Le port d’arrivée, chez mon copain Poun le Chinois fou, était proche. On pouvait se détendre et recommencer à rigoler.

Le deuxième matin, le soleil apparut.
Ciel blanc. Lumineux. A faire plisser les yeux.
Pour la première fois depuis des semaines, non seulement il ne pleuvait pas, mais il n’allait pas pleuvoir.
— Tu es sûr ? s’enquit Marisol.
— Seguro, mademoiselle. Pas une goutte de flotte à l’horizon.
— Alors, tout le monde à poil !
— Quoi ?
— J’en ai marre de passer mon temps avec des types qui puent le bouc. Passez-moi vos vêtements…
Elle harcela Bozo et Kim jusqu’à ce qu’ils lui tendent des cordes en travers du pont. Nos pantalons et nos chemises plus une corde complète de fringues de fille claquèrent bientôt au vent.
La Marie-Barjo n’était plus une péniche de contrebande, elle était devenue un yacht de plaisanciers.
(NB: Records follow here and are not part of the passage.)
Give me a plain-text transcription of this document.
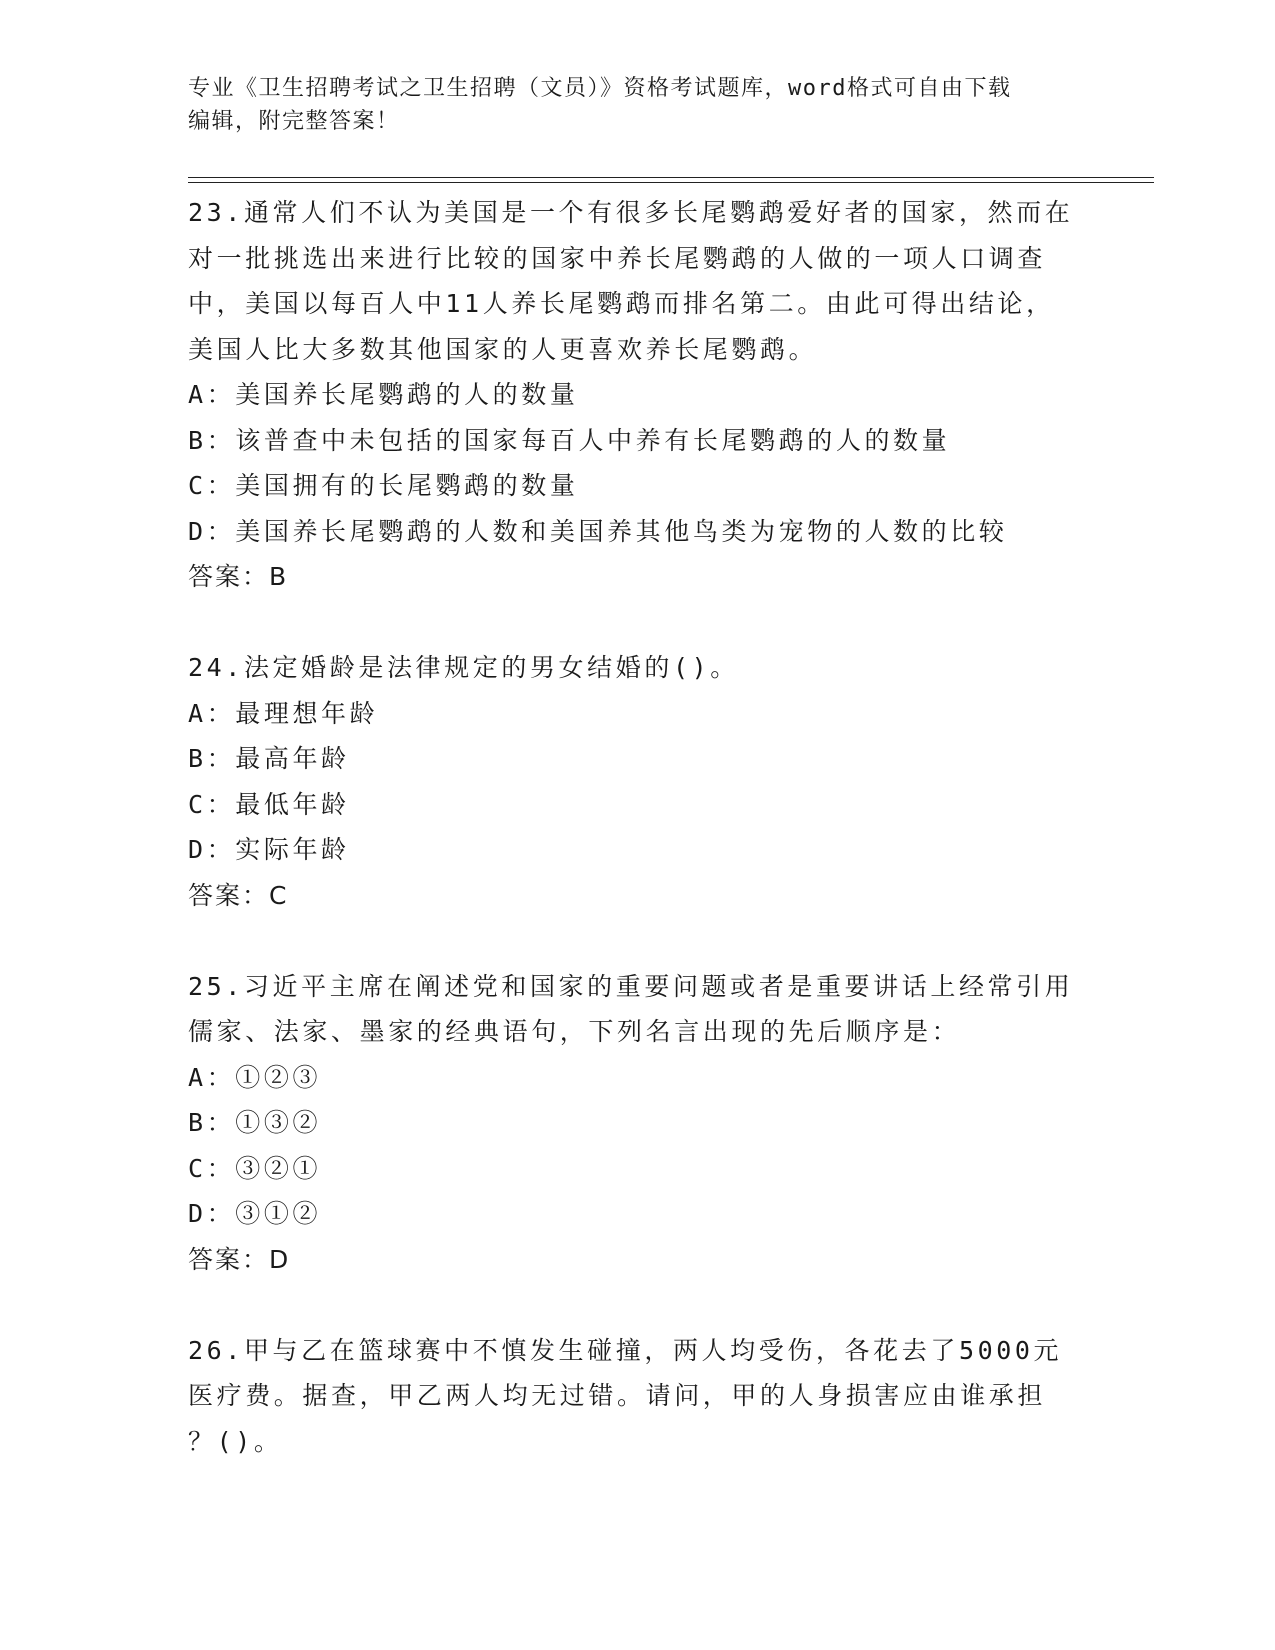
专业《卫生招聘考试之卫生招聘（文员）》资格考试题库，word格式可自由下载

编辑，附完整答案！

23.通常人们不认为美国是一个有很多长尾鹦鹉爱好者的国家，然而在

对一批挑选出来进行比较的国家中养长尾鹦鹉的人做的一项人口调查

中，美国以每百人中11人养长尾鹦鹉而排名第二。由此可得出结论，

美国人比大多数其他国家的人更喜欢养长尾鹦鹉。

A：美国养长尾鹦鹉的人的数量

B：该普查中未包括的国家每百人中养有长尾鹦鹉的人的数量

C：美国拥有的长尾鹦鹉的数量

D：美国养长尾鹦鹉的人数和美国养其他鸟类为宠物的人数的比较

答案：B

24.法定婚龄是法律规定的男女结婚的()。

A：最理想年龄

B：最高年龄

C：最低年龄

D：实际年龄

答案：C

25.习近平主席在阐述党和国家的重要问题或者是重要讲话上经常引用

儒家、法家、墨家的经典语句，下列名言出现的先后顺序是：

A：①②③

B：①③②

C：③②①

D：③①②

答案：D

26.甲与乙在篮球赛中不慎发生碰撞，两人均受伤，各花去了5000元

医疗费。据查，甲乙两人均无过错。请问，甲的人身损害应由谁承担

？()。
J’écoutais de la musique dans le carré, tranquille, quand Kim, que j’avais placé à la barre, m’appela :
— Haig ?
— Quoi, merde ?
— Euh… On a un problème devant, je crois.
Je montai.
Et oui, on avait un problème.
A quelques 150 mètres de nous, un grand arbre mort barrait la rivière sur toute sa largeur, le tronc à une pincée de centimètres de la surface.
— Qu’est-ce qu’il fout là, celui-là ? maugréai-je.
Kim avait ralenti.
— Continues tout droit, très lentement. On va s’y amarrer.
Je criai à Bang, dont la grosse tête venait de surgir de la cale, de préparer une amarre et me retournai vers Kim.
— Quand on arrive dessus, tu coupes le moteur.
— Okay.
— Et tu prends ton arme.
— Euh… Okay.
J’attrapai mon AK 47. Chargeur engagé. Armé.
Sur le pont, je chopai Bozo :
— Branle-bas, vieux, allez, dépêche !
— Qu’est-ce que…
— Tes armes, bordel !
Il fonça vers le carré.

Bang était prêt, à la proue, filin en pogne.
On arriva sur le tronc. Un peu vite. Kim, nerveux, rata son coup.
On rentra dedans. Un choc qui ébranla toute la carcasse.
Bang vacilla, retrouva son équilibre et jeta l’amarre autour d’une grosse branche.
Kim arrêta le moteur. Le silence tomba sur la jungle.